La rue a repris le relai des déclarations officielles, dont celles du parlement burundais, de la Commission de l’unité nationale et de certaines organisations de la société civile, réputées proches du pouvoir burundais, dans la dénonciation publique de la déclaration de M. Mahamat.

«Mussa Faki Mahamat s’est arrogé le droit de s’ingérer dans les affaires de la justice burundaise, au nom de l’UA, alors qu’il n’en avait pas les prérogatives», a dénoncé un message officiel aux différents rassemblements de ce samedi.

«Moussa Faki Mahamat veut couvrir l’impunité des crimes imputables au Major Pierre Buyoya dont on connaît les relations privilégiées avec le Président de la Commission de l’UA», clamait-on encore dans la marche-manifestation à Bujumbura.

Le Major Pierre Buyoya est un ancien chef d’Etat burundais contre lequel le Parquet général de la République a émis récemment un mandat d’arrêt international pour son rôle présumé d’«auteur/planificateur» de l’assassinat de son successeur, Melchior Ndadaye.

Des mandats d’arrêt internationaux ont été également émis contre 16 personnalités politico-militaires, réputées proches du Major Buyoya, actuellement «Haut représentant» de l’Union africaine pour le Mali et le Sahel, avec comme quartier général Bamako, la capitale malienne.

Un général et trois colonels à la retraite des ex-forces armées burundaises (ex-FAB), quant à eux, ont été cueillis à domicile, sous le même chef d’accusation d’auteur/planificateur de l’assassinat de feu Melchior Ndadaye et une dizaine de ses proches collaborateurs.

La colère des milieux officiels à Bujumbura contraste néanmoins avec les soupçons de l’opposition qui incrimine une «manœuvre à peine voilée» du pouvoir burundais, visant à instrumentaliser la justice pour masquer les problèmes auxquels il fait face, notamment l’incapacité de trouver une issue pacifique à la crise suite aux élections controversées et émaillées de violences de 2015.

La prise de position de M. Mahamat allait encore dans le sens de mettre en avant le travail de la Commission pour la vérité et la réconciliation (CVR) dans la recherche d’une paix durable au Burundi, dans l’esprit et la lettre de l’accord inter-burundais d’août 2000, à Arusha, en Tanzanie qui avait mis fin à une décennie de guerre civile, suite à l’assassinat du président Ndadaye.

L’assassinat d’un chef d’Etat est considéré à Bujumbura comme un «sacrilège» qu’il ne convient pas de noyer dans les vastes dossiers dévolus à la commission chargée principalement d’enquêter sur les différents crimes allant de l’époque coloniale (1885-1962) à 2008, date de la conclusion de l’accord global de cessez-le-feu dans la guerre civile au Burundi.
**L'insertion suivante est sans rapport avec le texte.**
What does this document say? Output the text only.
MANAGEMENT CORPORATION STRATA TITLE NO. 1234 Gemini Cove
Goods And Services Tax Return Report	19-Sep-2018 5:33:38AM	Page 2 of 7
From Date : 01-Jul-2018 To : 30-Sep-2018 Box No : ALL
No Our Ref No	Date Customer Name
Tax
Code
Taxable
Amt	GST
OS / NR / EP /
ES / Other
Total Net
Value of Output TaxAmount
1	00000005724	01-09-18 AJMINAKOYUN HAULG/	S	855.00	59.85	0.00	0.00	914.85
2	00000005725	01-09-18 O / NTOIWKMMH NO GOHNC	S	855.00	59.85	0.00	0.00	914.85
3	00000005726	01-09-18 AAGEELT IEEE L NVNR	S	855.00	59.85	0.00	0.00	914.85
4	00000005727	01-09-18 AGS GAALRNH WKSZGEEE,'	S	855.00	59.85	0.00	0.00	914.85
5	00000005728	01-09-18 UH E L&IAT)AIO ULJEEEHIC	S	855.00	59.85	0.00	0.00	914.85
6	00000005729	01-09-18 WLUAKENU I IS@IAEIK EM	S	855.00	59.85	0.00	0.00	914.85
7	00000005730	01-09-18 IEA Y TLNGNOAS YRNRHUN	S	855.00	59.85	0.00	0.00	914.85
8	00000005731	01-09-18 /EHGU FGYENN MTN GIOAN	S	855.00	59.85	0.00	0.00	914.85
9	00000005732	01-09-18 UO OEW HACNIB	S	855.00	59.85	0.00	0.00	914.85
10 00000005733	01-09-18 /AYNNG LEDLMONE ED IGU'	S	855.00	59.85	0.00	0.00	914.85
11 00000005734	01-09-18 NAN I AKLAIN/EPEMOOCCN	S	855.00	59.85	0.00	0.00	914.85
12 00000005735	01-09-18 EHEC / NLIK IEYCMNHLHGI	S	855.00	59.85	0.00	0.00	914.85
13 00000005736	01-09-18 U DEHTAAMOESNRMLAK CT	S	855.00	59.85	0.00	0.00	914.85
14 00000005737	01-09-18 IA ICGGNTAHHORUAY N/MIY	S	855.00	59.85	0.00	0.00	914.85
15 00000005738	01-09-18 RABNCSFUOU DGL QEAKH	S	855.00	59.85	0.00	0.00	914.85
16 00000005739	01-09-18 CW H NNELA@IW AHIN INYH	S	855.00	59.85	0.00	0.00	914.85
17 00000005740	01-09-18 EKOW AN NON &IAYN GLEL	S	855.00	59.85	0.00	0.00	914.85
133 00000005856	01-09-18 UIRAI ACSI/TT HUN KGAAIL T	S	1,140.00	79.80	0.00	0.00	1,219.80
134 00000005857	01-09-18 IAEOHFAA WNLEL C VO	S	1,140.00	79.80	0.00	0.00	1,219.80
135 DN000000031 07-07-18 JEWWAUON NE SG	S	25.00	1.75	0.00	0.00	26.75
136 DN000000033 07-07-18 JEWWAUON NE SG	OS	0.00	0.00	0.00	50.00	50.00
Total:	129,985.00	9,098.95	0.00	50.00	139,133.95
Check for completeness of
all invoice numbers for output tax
Feu Ndadaye fut brièvement le premier président démocratiquement élu, issu de la communauté majoritaire des Hutu, avant d’être assassiné moins de trois mois après par des mutins des ex-Forces armées burundaises (ex-FAB), dominées, à l’époque, par des militaires Tutsi, la seconde ethnie en importance au Burundi.

La guerre civile qui a suivi le putsch a plongé le Burundi dans des tueries inter-ethniques au bilan lourd d’au moins 300.000 morts et plus d’un million de déplacés intérieurs et extérieurs.

Une partie de l’opinion nationale réclame également justice pour les milliers de morts de la guerre civile que certains assimilent à un « génocide politico-ethnique » pour venger le président Ndadaye.